The FATP privilege might not apply to certified public accountants who are not licensed to practice in the state in which the client lives (for example, in a situation where the client lives in New Jersey but works in New York, where he consults a CPA who is licensed in New York but not in New Jersey). Because the CPA is not licensed to practice in the state where the client resides, the communication might not qualify for the privilege.

===Tax advice versus business advice===

The FATP privilege applies only to tax advice. The advice must be treated as confidential by both the accountant and the client to be covered by the privilege. If the communication is divulged to third parties, then it is not confidential. The privilege does not cover general business consultations or personal financial planning advice.

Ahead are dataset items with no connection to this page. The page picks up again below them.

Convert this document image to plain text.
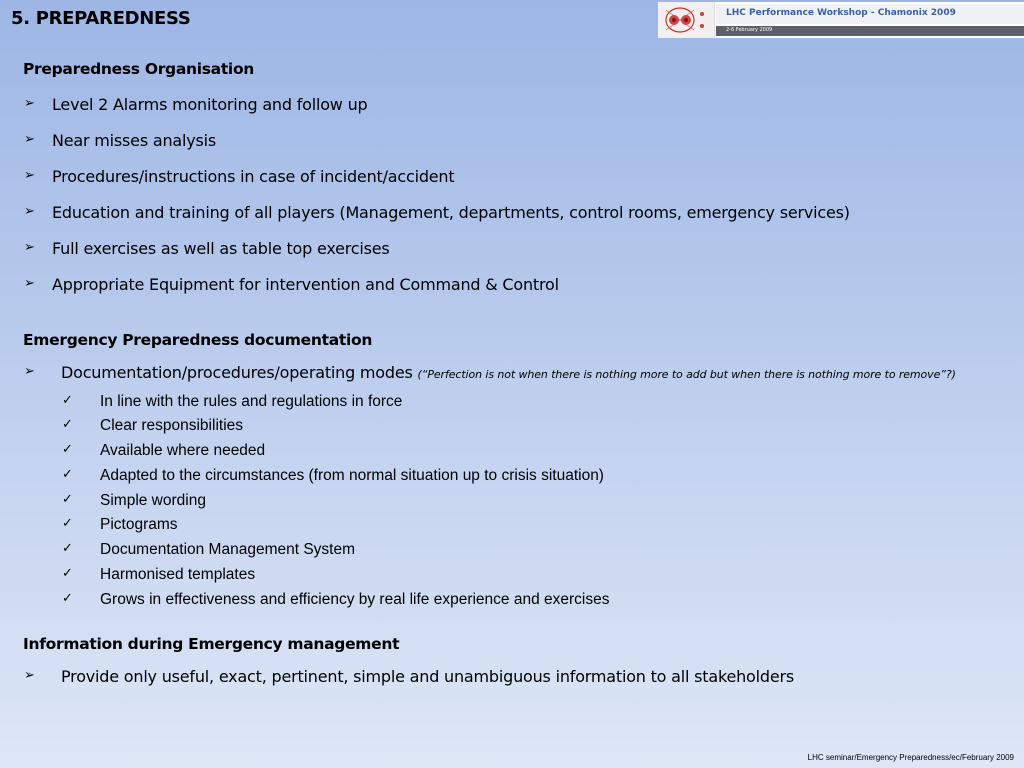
5. PREPAREDNESS	LHC Performance Workshop - Chamonix 2009
2-6 February 2009
Preparedness Organisation
➢ Level 2 Alarms monitoring and follow up
➢ Near misses analysis
➢ Procedures/instructions in case of incident/accident
➢ Education and training of all players (Management, departments, control rooms, emergency services)
➢ Full exercises as well as table top exercises
➢ Appropriate Equipment for intervention and Command & Control
Emergency Preparedness documentation
➢ Documentation/procedures/operating modes (“Perfection is not when there is nothing more to add but when there is nothing more to remove”?)
✓ In line with the rules and regulations in force
✓ Clear responsibilities
✓ Available where needed
✓ Adapted to the circumstances (from normal situation up to crisis situation)
✓ Simple wording
✓ Pictograms
✓ Documentation Management System
✓ Harmonised templates
✓ Grows in effectiveness and efficiency by real life experience and exercises
Information during Emergency management
➢ Provide only useful, exact, pertinent, simple and unambiguous information to all stakeholders
LHC seminar/Emergency Preparedness/ec/February 2009
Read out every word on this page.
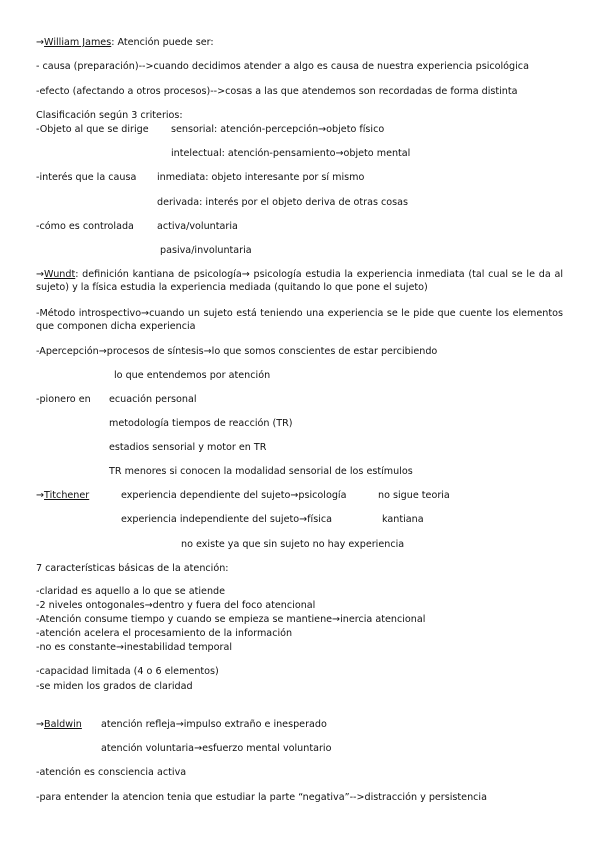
→William James: Atención puede ser:
- causa (preparación)-->cuando decidimos atender a algo es causa de nuestra experiencia psicológica
-efecto (afectando a otros procesos)-->cosas a las que atendemos son recordadas de forma distinta
Clasificación según 3 criterios:
-Objeto al que se dirige sensorial: atención-percepción→objeto físico
intelectual: atención-pensamiento→objeto mental
-interés que la causa inmediata: objeto interesante por sí mismo
derivada: interés por el objeto deriva de otras cosas
-cómo es controlada activa/voluntaria
pasiva/involuntaria
→Wundt: definición kantiana de psicología→ psicología estudia la experiencia inmediata (tal cual se le da al sujeto) y la física estudia la experiencia mediada (quitando lo que pone el sujeto)
-Método introspectivo→cuando un sujeto está teniendo una experiencia se le pide que cuente los elementos que componen dicha experiencia
-Apercepción→procesos de síntesis→lo que somos conscientes de estar percibiendo
lo que entendemos por atención
-pionero en ecuación personal
metodología tiempos de reacción (TR)
estadios sensorial y motor en TR
TR menores si conocen la modalidad sensorial de los estímulos
→Titchener	experiencia dependiente del sujeto→psicología	no sigue teoria
experiencia independiente del sujeto→física	kantiana
no existe ya que sin sujeto no hay experiencia
7 características básicas de la atención:
-claridad es aquello a lo que se atiende
-2 niveles ontogonales→dentro y fuera del foco atencional
-Atención consume tiempo y cuando se empieza se mantiene→inercia atencional
-atención acelera el procesamiento de la información
-no es constante→inestabilidad temporal
-capacidad limitada (4 o 6 elementos)
-se miden los grados de claridad
→Baldwin atención refleja→impulso extraño e inesperado
atención voluntaria→esfuerzo mental voluntario
-atención es consciencia activa
-para entender la atencion tenia que estudiar la parte “negativa”-->distracción y persistencia
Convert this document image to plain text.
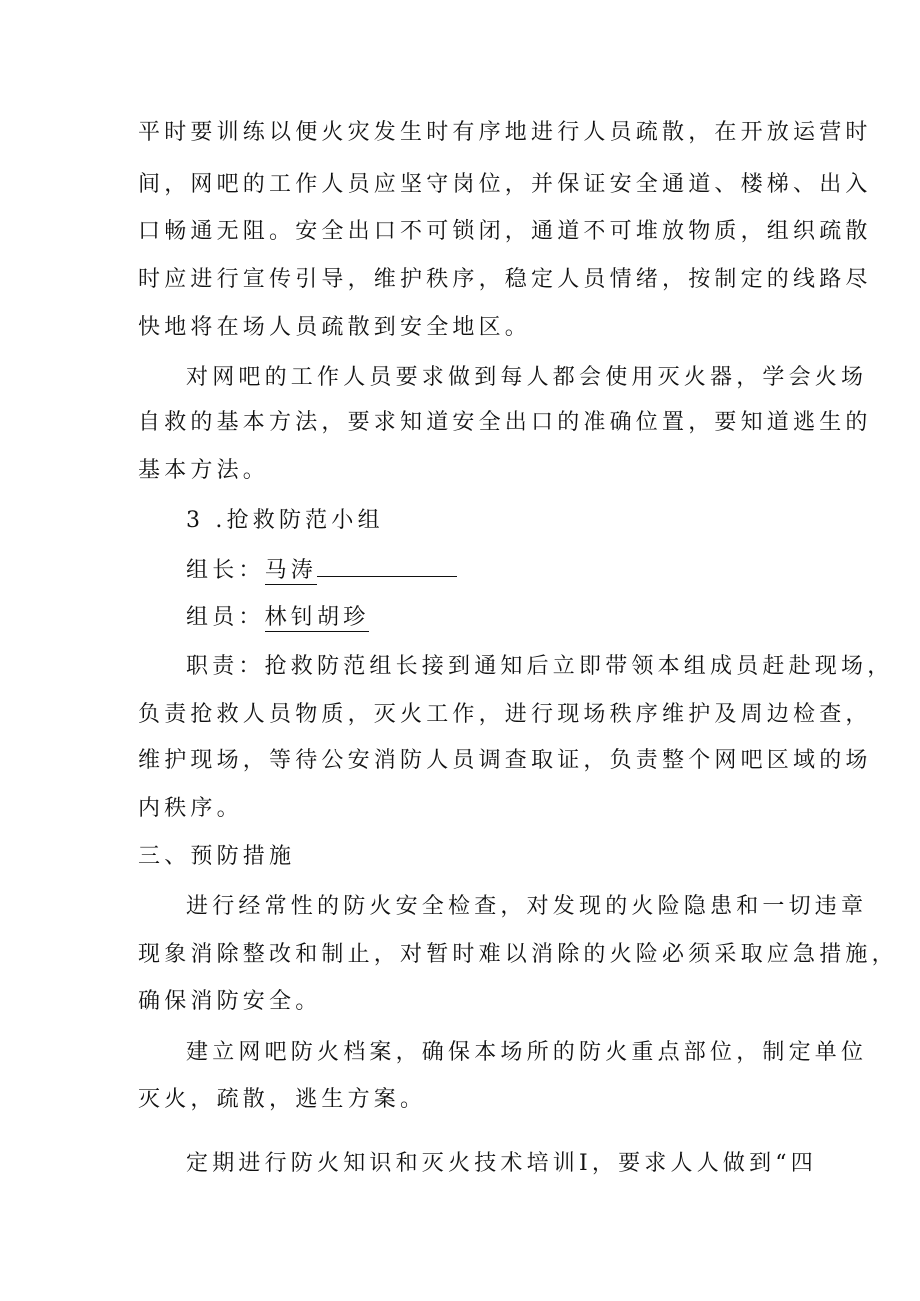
平时要训练以便火灾发生时有序地进行人员疏散，在开放运营时
间，网吧的工作人员应坚守岗位，并保证安全通道、楼梯、出入
口畅通无阻。安全出口不可锁闭，通道不可堆放物质，组织疏散
时应进行宣传引导，维护秩序，稳定人员情绪，按制定的线路尽
快地将在场人员疏散到安全地区。
对网吧的工作人员要求做到每人都会使用灭火器，学会火场
自救的基本方法，要求知道安全出口的准确位置，要知道逃生的
基本方法。
3 .抢救防范小组
组长：马涛
组员：林钊胡珍
职责：抢救防范组长接到通知后立即带领本组成员赶赴现场，
负责抢救人员物质，灭火工作，进行现场秩序维护及周边检查，
维护现场，等待公安消防人员调查取证，负责整个网吧区域的场
内秩序。
三、预防措施
进行经常性的防火安全检查，对发现的火险隐患和一切违章
现象消除整改和制止，对暂时难以消除的火险必须采取应急措施，
确保消防安全。
建立网吧防火档案，确保本场所的防火重点部位，制定单位
灭火，疏散，逃生方案。
定期进行防火知识和灭火技术培训I，要求人人做到“四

===Tax return preparation===

With respect to communications involved in the preparation of tax returns, there is a split of authority. Much of the relevant case law was rendered prior to the creation of the FATP privilege in 1998, and relates to the attorney–client privilege.

Most of the case law indicates that a communication in connection with tax return preparation is not covered. Under the argument accepted by the U.S. Court of Appeals for the Ninth Circuit, communication pertinent merely to preparing a tax return does not involve giving or receiving legal advice (see e.g., United States v. Gurtner). The United States Court of Appeals for the Eighth Circuit, meanwhile, has held that tax returns are not privileged. This holding is based on the rationale that tax returns are intended for disclosure to a third party, i.e., the Internal Revenue Service, so there can be no expectation of confidentiality, which defeats a claim that the return or pertinent communication is privileged.

One minority view finds the privilege might apply to a communication about what to claim on a return. Another minority view is that such communications could be considered "legal" advice.

On balance, however, the weight of authority is that communication in connection with tax return preparation is probably not protected by the privilege.